以前と姿形が異なっているように思えるものの、これだけの圧迫感を発する怪物はそういない。
フェリーは自然と、その名を呟いていた。
「じゃ……しん……?」
灼神から放たれる僅かな灯りでも判る。
その身は悪意によって彩られているのだと。
「ええ、そうよ。行きましょう、私の可愛い息子を救いに」
邪神の肩に腰を下ろしていたファニルが、フェリーを見下ろしながら笑みを浮かべる。
「ダメ! ゼッタイに、ダメッ!」
三日月島での記憶が反芻される。
あの時は時を渡る古代魔導具によって過去へ転移をしたが、今は違う。
これだけの悪意を、強大な力を。決してシンへ向けさせる訳にはいかない。
及ばないにしても、少しでも足止めをしようと、フェリーが灼神と霰神を魔導接筒で接続をする。
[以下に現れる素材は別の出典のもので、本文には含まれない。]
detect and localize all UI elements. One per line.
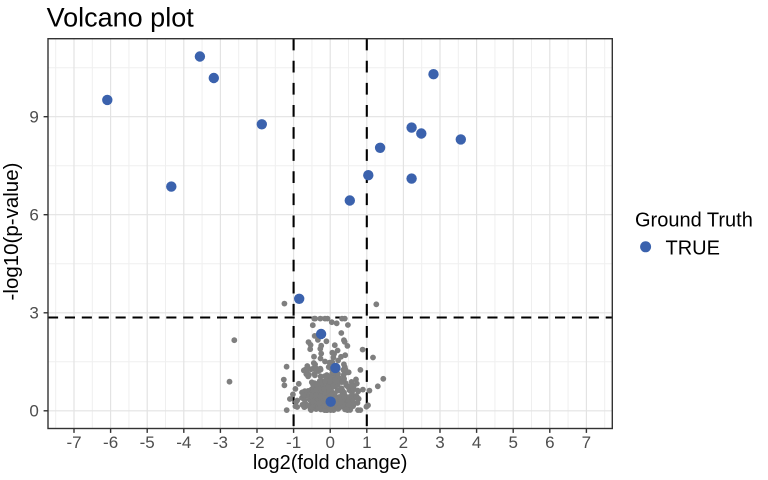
- svg-text:-4: -4: [176, 433, 191, 452]
- svg-text:0: 0: [325, 433, 334, 452]
- svg-text:9: 9: [29, 108, 38, 127]
- svg-text:-6: -6: [103, 433, 118, 452]
- svg-text:TRUE: TRUE: [666, 237, 720, 259]
- svg-text:Ground Truth: Ground Truth: [635, 209, 753, 231]
- svg-text:-1: -1: [286, 433, 301, 452]
- svg-text:7: 7: [582, 433, 591, 452]
- svg-text:6: 6: [545, 433, 554, 452]
- svg-text:6: 6: [29, 206, 38, 225]
- svg-text:2: 2: [399, 433, 408, 452]
- svg-text:-log10(p-value): -log10(p-value): [0, 163, 23, 301]
- svg-text:4: 4: [472, 433, 481, 452]
- svg-text:3: 3: [29, 304, 38, 323]
- svg-text:-7: -7: [66, 433, 81, 452]
- svg-text:0: 0: [29, 402, 38, 421]
- svg-text:1: 1: [362, 433, 371, 452]
- svg-text:-5: -5: [140, 433, 155, 452]
- svg-text:Volcano plot: Volcano plot: [47, 3, 195, 33]
- svg-text:-2: -2: [249, 433, 264, 452]
- svg-text:5: 5: [508, 433, 517, 452]
- svg-text:-3: -3: [213, 433, 228, 452]
- svg-text:3: 3: [435, 433, 444, 452]
- svg-text:log2(fold change): log2(fold change): [253, 452, 408, 474]
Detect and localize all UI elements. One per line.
眼前に伸びている脚さえ斬り落とせばと、全力で振り被った瞬間。
「いいえ、行くのよ。必ずね」
ファニルの一言に呼応し、邪神の指先から黒い閃光が放たれる。
洞窟を、山を、島さえも切断するその光は、邪神とフェリーの間に深い溝を生み出した。
「――っ! 待って!」
必死に訴えるフェリーの声も虚しく、邪神は踵を返す。
最早、上半身は洞窟を完全に貫いている。フェリーの視界には、ファニルの姿すら映らない。
邪神が振り返った先には、恐らくシンとビルフレストが居る。
彼らと邪神の邂逅。それは空白の島での戦いが、終わりに近付いている事を意味していた。